For human rights defenders who demand social justice, democracy and human rights, there is no place for impunity. Impunity means “exemption from punishment or loss or escape from fines”. It refers to the failure to bring perpetrators of human rights violations, rule of law flouters and the corrupt to justice and constitutes a denial of the victims’ right to justice and redress. We are familiar with impunity which is especially common in countries that do not respect the rule of law, that suffer from corruption and have entrenched systems of patronage, or where the judiciary is weak and the security forces are protected by the powers-that-be.

The First Principle of the Protection and Promotion of Human Rights through Action to Combat Impunity, submitted to the United Nations Commission on Human Rights on 8 February 2005 states that:

“Impunity arises from a failure by States to meet their obligations to investigate violations; to take appropriate measures in respect of the perpetrators, particularly in the area of justice, by ensuring that those suspected of criminal responsibility are prosecuted, tried and duly punished; to provide victims with effective remedies and to ensure that they receive reparation for the injuries suffered; to ensure the inalienable right to know the truth about violations; and to take other necessary steps to prevent a recurrence of violations.”

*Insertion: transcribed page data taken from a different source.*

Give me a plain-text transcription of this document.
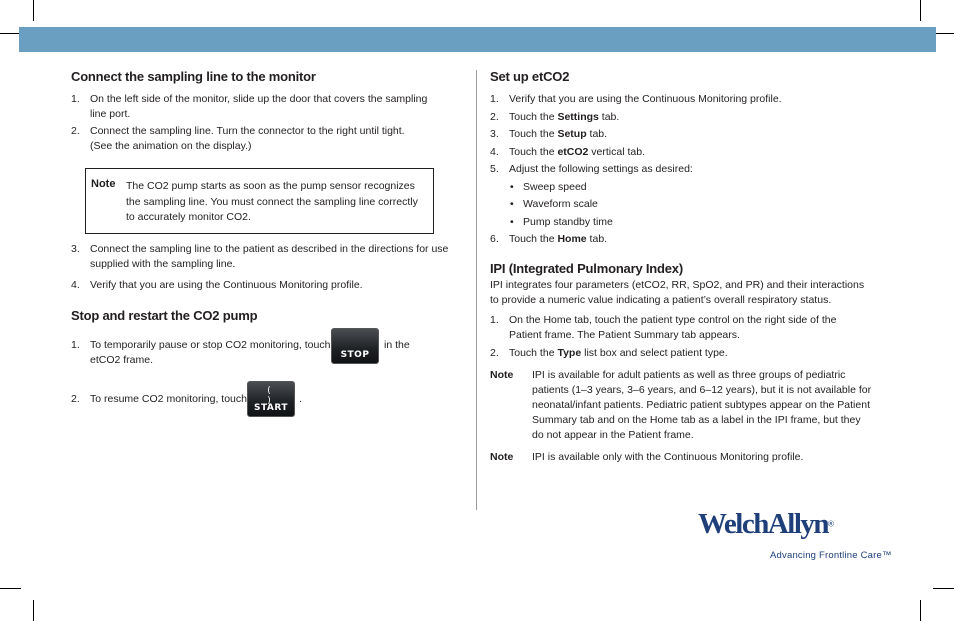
Connect the sampling line to the monitor
1. On the left side of the monitor, slide up the door that covers the sampling line port.
2. Connect the sampling line. Turn the connector to the right until tight.
(See the animation on the display.)
Note The CO2 pump starts as soon as the pump sensor recognizes the sampling line. You must connect the sampling line correctly to accurately monitor CO2.
3. Connect the sampling line to the patient as described in the directions for use supplied with the sampling line.
4. Verify that you are using the Continuous Monitoring profile.
Stop and restart the CO2 pump
1. To temporarily pause or stop CO2 monitoring, touch	in the
etCO2 frame.	STOP
2. To resume CO2 monitoring, touch
( )
START
.
Set up etCO2
1. Verify that you are using the Continuous Monitoring profile.
2. Touch the Settings tab.
3. Touch the Setup tab.
4. Touch the etCO2 vertical tab.
5. Adjust the following settings as desired:
• Sweep speed
• Waveform scale
• Pump standby time
6. Touch the Home tab.
IPI (Integrated Pulmonary Index)
IPI integrates four parameters (etCO2, RR, SpO2, and PR) and their interactions to provide a numeric value indicating a patient’s overall respiratory status.
1. On the Home tab, touch the patient type control on the right side of the Patient frame. The Patient Summary tab appears.
2. Touch the Type list box and select patient type.
Note	IPI is available for adult patients as well as three groups of pediatric patients (1–3 years, 3–6 years, and 6–12 years), but it is not available for neonatal/infant patients. Pediatric patient subtypes appear on the Patient Summary tab and on the Home tab as a label in the IPI frame, but they do not appear in the Patient frame.
Note	IPI is available only with the Continuous Monitoring profile.
WelchAllyn®
Advancing Frontline Care™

SUARAM has been at the forefront of the struggle against impunity. We do not want to see impunity being entrenched in this country through the rehabilitation of “born again democrats” and we expect any future governments to bear this in mind. Those who have transgressed against the people must prepare to face the charges on their judgement day here on earth. This principle applies for past transgressors as much as it does for present leaders who flout good governance for if PH can let Mahathir get away with impunity, they will have to do the same for MO#1 when he decides to step down from office.